Carly Fiorina is unemployed. Michael Eisner is grappling with how to spend his retirement years. Hank Greenberg had to vacate his corner office after becoming a target of criminal and civil investigations.
Each day, it seems, another well-known business icon departs, forced out or pressured to retire by corporate directors seeking change. But if the celebrity CEO is out of fashion, what exactly is in vogue in the corner office?
More than vision, more than long-term strategizing and certainly more than facility in front of a TV camera, many boards want CEOs who can mind the store. Pragmatism and a focus on day-to-day operations and the bottom line is in. So is being a team player with directors and other senior executives.
In many ways, this model is the traditional job description of a chief operating officer, a job that has been eliminated in recent years at many companies and one that CEOs were supposed to perform while also serving as their corporation's public face. While the old crop of CEOs put the high-profile end of their jobs on the front burner, their successors are less comfortable in the limelight and more apt to focus internally on their companies.
Few outside the technology world had ever heard of Mark Hurd when Hewlett-Packard's board picked him as the new CEO last week, just seven weeks after ousting Fiorina. Hurd — the 48-year-old former CEO of NCR, where he worked for 25 years — was the H-P board's first choice largely because he is lower profile and more operations-minded than was Fiorina. While her face regularly graced the covers of magazines, Hurd has lived most of his life in Ohio and is relatively unknown to the media.

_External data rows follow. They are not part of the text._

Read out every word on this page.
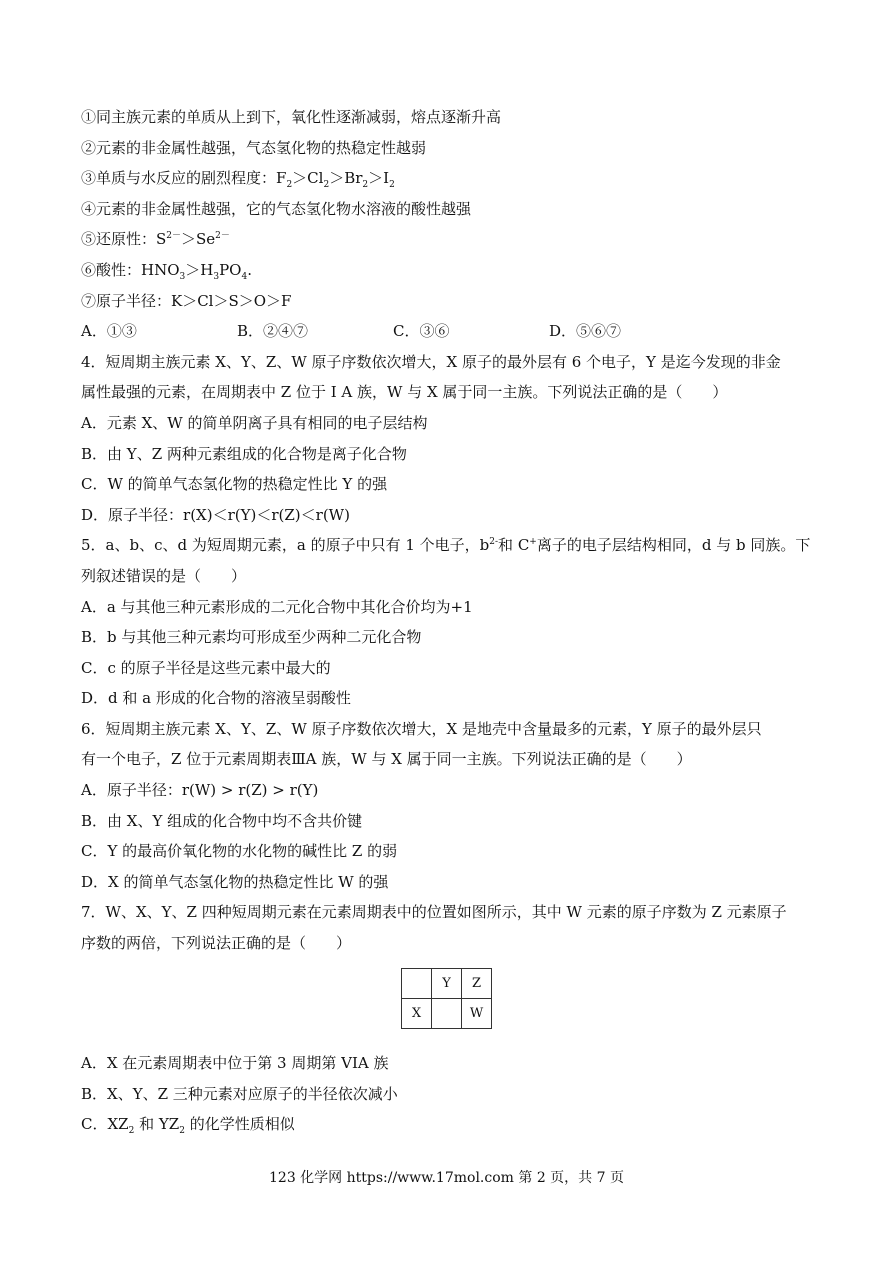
①同主族元素的单质从上到下，氧化性逐渐减弱，熔点逐渐升高
②元素的非金属性越强，气态氢化物的热稳定性越弱
③单质与水反应的剧烈程度：$F_2>Cl_2>Br_2>I_2$
④元素的非金属性越强，它的气态氢化物水溶液的酸性越强
⑤还原性：$S^{2-}>Se^{2-}$
⑥酸性：$HNO_3>H_3PO_4$.
⑦原子半径：K＞Cl＞S＞O＞F
A．①③	B．②④⑦	C．③⑥	D．⑤⑥⑦
4．短周期主族元素 X、Y、Z、W 原子序数依次增大，X 原子的最外层有 6 个电子，Y 是迄今发现的非金
属性最强的元素，在周期表中 Z 位于 I A 族，W 与 X 属于同一主族。下列说法正确的是（　　）
A．元素 X、W 的简单阴离子具有相同的电子层结构
B．由 Y、Z 两种元素组成的化合物是离子化合物
C．W 的简单气态氢化物的热稳定性比 Y 的强
D．原子半径：r(X)＜r(Y)＜r(Z)＜r(W)
5．a、b、c、d 为短周期元素，a 的原子中只有 1 个电子，$b^{2-}$和 C+离子的电子层结构相同，d 与 b 同族。下
列叙述错误的是（　　）
A．a 与其他三种元素形成的二元化合物中其化合价均为+1
B．b 与其他三种元素均可形成至少两种二元化合物
C．c 的原子半径是这些元素中最大的
D．d 和 a 形成的化合物的溶液呈弱酸性
6．短周期主族元素 X、Y、Z、W 原子序数依次增大，X 是地壳中含量最多的元素，Y 原子的最外层只
有一个电子，Z 位于元素周期表ⅢA 族，W 与 X 属于同一主族。下列说法正确的是（　　）
A．原子半径：r(W) > r(Z) > r(Y)
B．由 X、Y 组成的化合物中均不含共价键
C．Y 的最高价氧化物的水化物的碱性比 Z 的弱
D．X 的简单气态氢化物的热稳定性比 W 的强
7．W、X、Y、Z 四种短周期元素在元素周期表中的位置如图所示，其中 W 元素的原子序数为 Z 元素原子
序数的两倍，下列说法正确的是（　　）
	Y	Z
X		W
A．X 在元素周期表中位于第 3 周期第 VIA 族
B．X、Y、Z 三种元素对应原子的半径依次减小
C．$XZ_2$ 和 $YZ_2$ 的化学性质相似
123 化学网 https://www.17mol.com 第 2 页，共 7 页
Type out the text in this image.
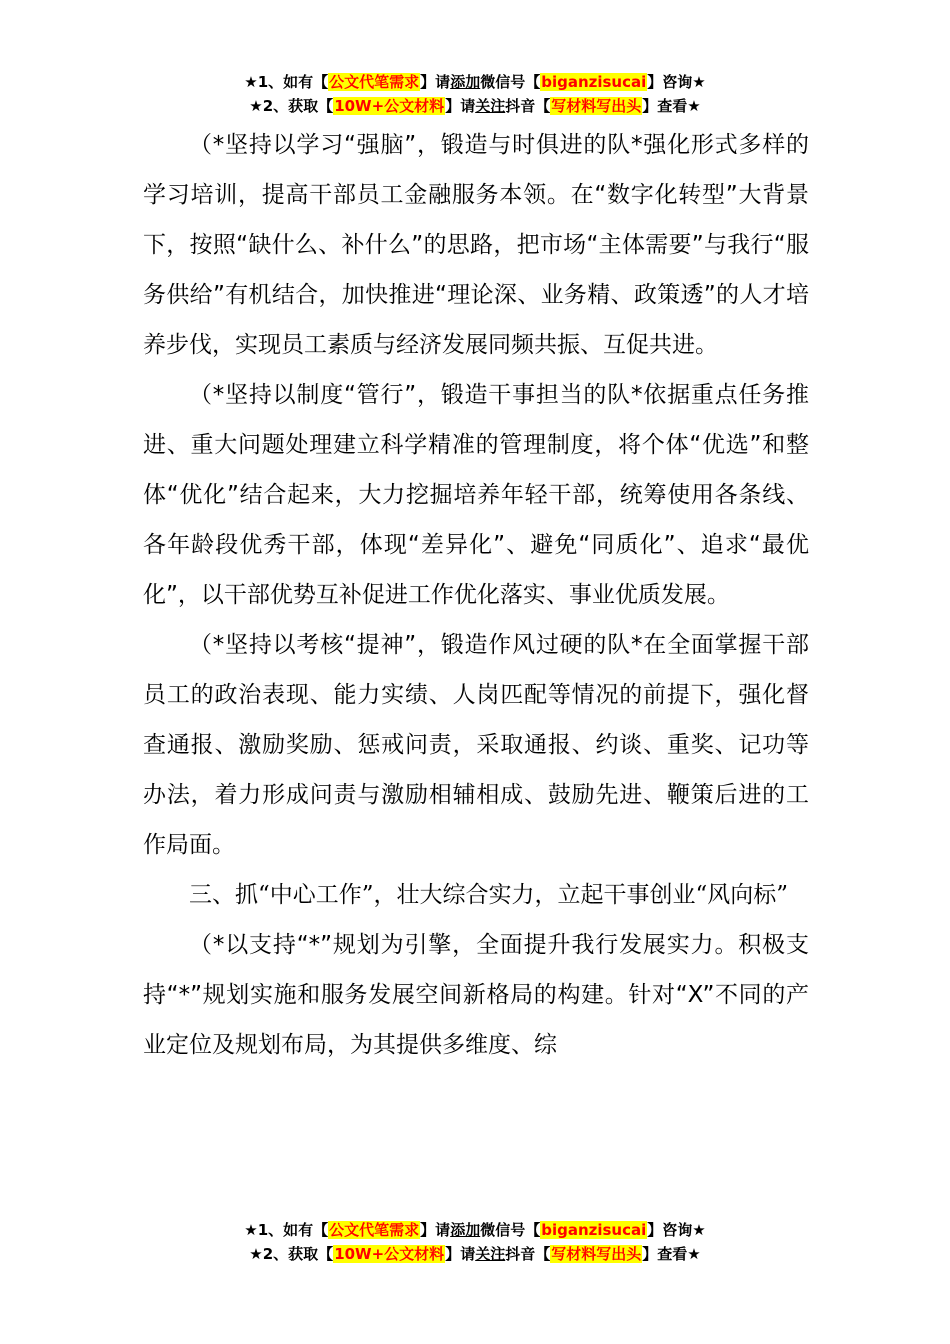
★1、如有【公文代笔需求】请添加微信号【biganzisucai】咨询★
★2、获取【10W+公文材料】请关注抖音【写材料写出头】查看★

（*坚持以学习“强脑”，锻造与时俱进的队*强化形式多样的学习培训，提高干部员工金融服务本领。在“数字化转型”大背景下，按照“缺什么、补什么”的思路，把市场“主体需要”与我行“服务供给”有机结合，加快推进“理论深、业务精、政策透”的人才培养步伐，实现员工素质与经济发展同频共振、互促共进。

（*坚持以制度“管行”，锻造干事担当的队*依据重点任务推进、重大问题处理建立科学精准的管理制度，将个体“优选”和整体“优化”结合起来，大力挖掘培养年轻干部，统筹使用各条线、各年龄段优秀干部，体现“差异化”、避免“同质化”、追求“最优化”，以干部优势互补促进工作优化落实、事业优质发展。

（*坚持以考核“提神”，锻造作风过硬的队*在全面掌握干部员工的政治表现、能力实绩、人岗匹配等情况的前提下，强化督查通报、激励奖励、惩戒问责，采取通报、约谈、重奖、记功等办法，着力形成问责与激励相辅相成、鼓励先进、鞭策后进的工作局面。

三、抓“中心工作”，壮大综合实力，立起干事创业“风向标”

（*以支持“*”规划为引擎，全面提升我行发展实力。积极支持“*”规划实施和服务发展空间新格局的构建。针对“X”不同的产业定位及规划布局，为其提供多维度、综

★1、如有【公文代笔需求】请添加微信号【biganzisucai】咨询★
★2、获取【10W+公文材料】请关注抖音【写材料写出头】查看★
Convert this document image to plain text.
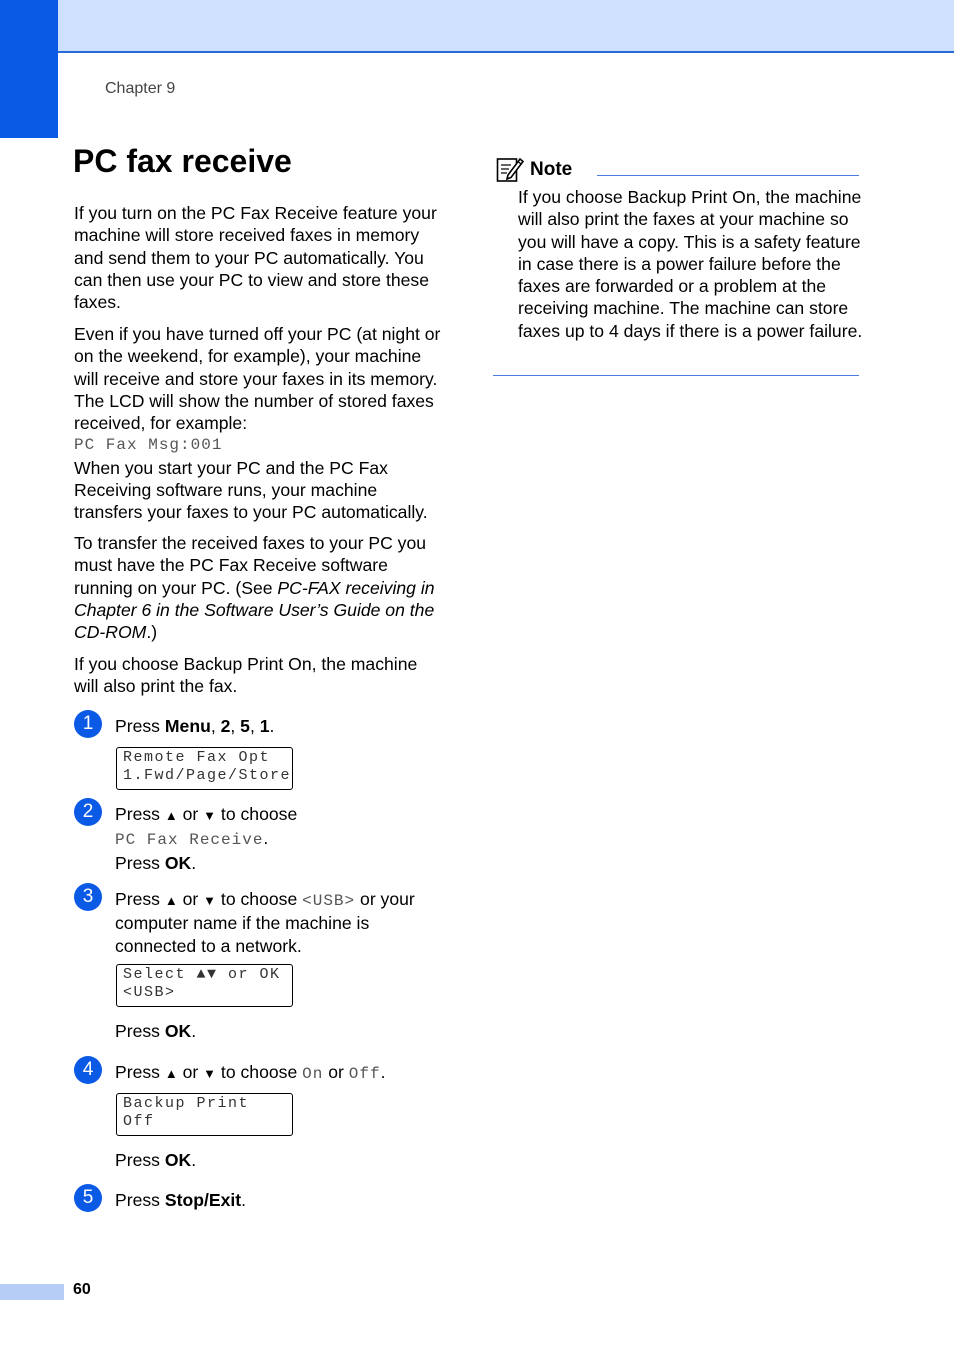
Chapter 9
PC fax receive

If you turn on the PC Fax Receive feature your machine will store received faxes in memory and send them to your PC automatically. You can then use your PC to view and store these faxes.

Even if you have turned off your PC (at night or on the weekend, for example), your machine will receive and store your faxes in its memory. The LCD will show the number of stored faxes received, for example:

PC Fax Msg:001

When you start your PC and the PC Fax Receiving software runs, your machine transfers your faxes to your PC automatically.

To transfer the received faxes to your PC you must have the PC Fax Receive software running on your PC. (See PC-FAX receiving in Chapter 6 in the Software User’s Guide on the CD-ROM.)

If you choose Backup Print On, the machine will also print the fax.

1	Press Menu, 2, 5, 1.
Remote Fax Opt
1.Fwd/Page/Store
2	Press ▲ or ▼ to choose
PC Fax Receive.
Press OK.
3	Press ▲ or ▼ to choose <USB> or your computer name if the machine is connected to a network.
Select ▲▼ or OK
<USB>
Press OK.
4	Press ▲ or ▼ to choose On or Off.
Backup Print
Off
Press OK.
5	Press Stop/Exit.
Note
If you choose Backup Print On, the machine will also print the faxes at your machine so you will have a copy. This is a safety feature in case there is a power failure before the faxes are forwarded or a problem at the receiving machine. The machine can store faxes up to 4 days if there is a power failure.
60
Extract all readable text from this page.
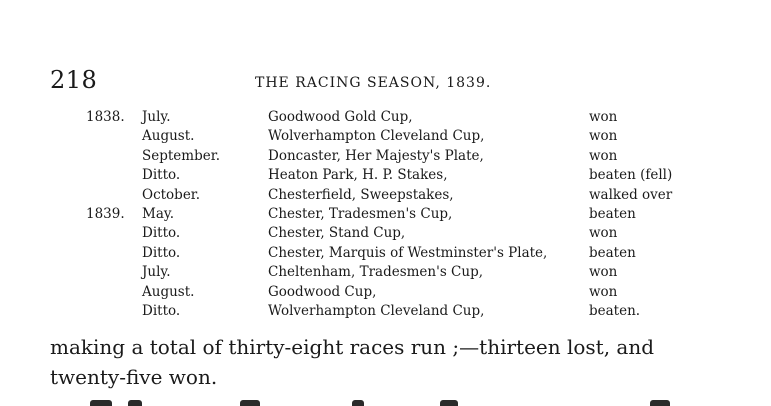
218	THE RACING SEASON, 1839.
1838. July.	Goodwood Gold Cup,	won
August.	Wolverhampton Cleveland Cup,	won
September.	Doncaster, Her Majesty's Plate,	won
Ditto.	Heaton Park, H. P. Stakes,	beaten (fell)
October.	Chesterfield, Sweepstakes,	walked over
1839. May.	Chester, Tradesmen's Cup,	beaten
Ditto.	Chester, Stand Cup,	won
Ditto.	Chester, Marquis of Westminster's Plate,	beaten
July.	Cheltenham, Tradesmen's Cup,	won
August.	Goodwood Cup,	won
Ditto.	Wolverhampton Cleveland Cup,	beaten.

making a total of thirty-eight races run ;—thirteen lost, and

twenty-five won.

Fiorina envisioned and then pulled off the bitterly contested acquisition of Compaq Computer three years ago, expanding H-P to an $80-billion-a-year giant. Meanwhile, in his two years as head of NCR, Hurd methodically restructured businesses, cut costs and returned the company to profitability. H-P chairwoman Patricia Dunn, in announcing Hurd's selection, said he met one of the board's key criteria: a proven ability to execute.
In an interview before he was named, Hurd said he learned that ability — along with pragmatism and dogged competitiveness — as a young tennis player. After playing varsity tennis at Baylor University, he decided not to go pro because he realized, "I'd only be a middle-range player, and I didn't want to end up as a coach at a tennis camp." Being a CEO, he added, has a lot more to do with making a profit than leading a glamorous life. "I'm only as popular as the company's last quarterly results," he said.
At NCR, where he rose through the sales-and-marketing ranks, Hurd was a persistent cost cutter who "made hard decisions other people wouldn't make," says an executive who knows him. "But he never especially liked public speaking," adds the executive, who describes Hurd as "the quintessential, disciplined COO, rather than a visionary-type CEO."
Other new mind-the-store CEOs were groomed by their celebrity predecessors — and mastered how to get along in their shadows. Walt Disney's CEO-elect, Robert Iger, couldn't have a more different management style than his boss, Eisner. Where the veteran Disney leader is mercurial and autocratic, Iger, currently Disney's president and COO, is known as a calm consensus builder.
The switch from limelight-oriented to operations-minded CEOs isn't an accident. In this post-Enron era, the limelight is a lot riskier since CEOs must keep the reputations of their companies — and themselves — above reproach.
"CEOs have spent an awful lot of time trying to raise the price of their company's stock by communicating information to the financial markets," says Stephen Mader, vice chairman of Christian & Timbers and head of the search firm's CEO practice. Now a new crop of CEOs is "rolling up their shirtsleeves and working with their troops to (try to) make money."
The danger is that boards that choose CEOs who are overly focused on day-to-day operations won't have leaders equipped to dream or plan for the future. "Someone has to think 10 years out, and boards have to be wary of choosing low-risk drones who don't have a creative edge," says Jeffrey Sonnenfeld, an associate dean at Yale School of Management.
Both Hurd and Iger face big learning curves to meet this challenge. At H-P, Hurd can't simply rely on cost-cutting; he must figure out what to do with the company's beleaguered consumer PC business and find a way to unlock innovation. And Iger, who spent most of his career in the TV-network business, must quickly become more familiar with Disney's theme parks, movies and other crucial areas.
In addition, they, like CEOs everywhere these days, don't have the luxury of staying out of the public eye completely, as corporate leaders of past decades often did. Investors, customers and employees expect them to articulate their strategies, stand up to scrutiny and converse about a wide range of global economic issues. Even if they don't want to be celebrities, knowing how to communicate is one of their most important jobs.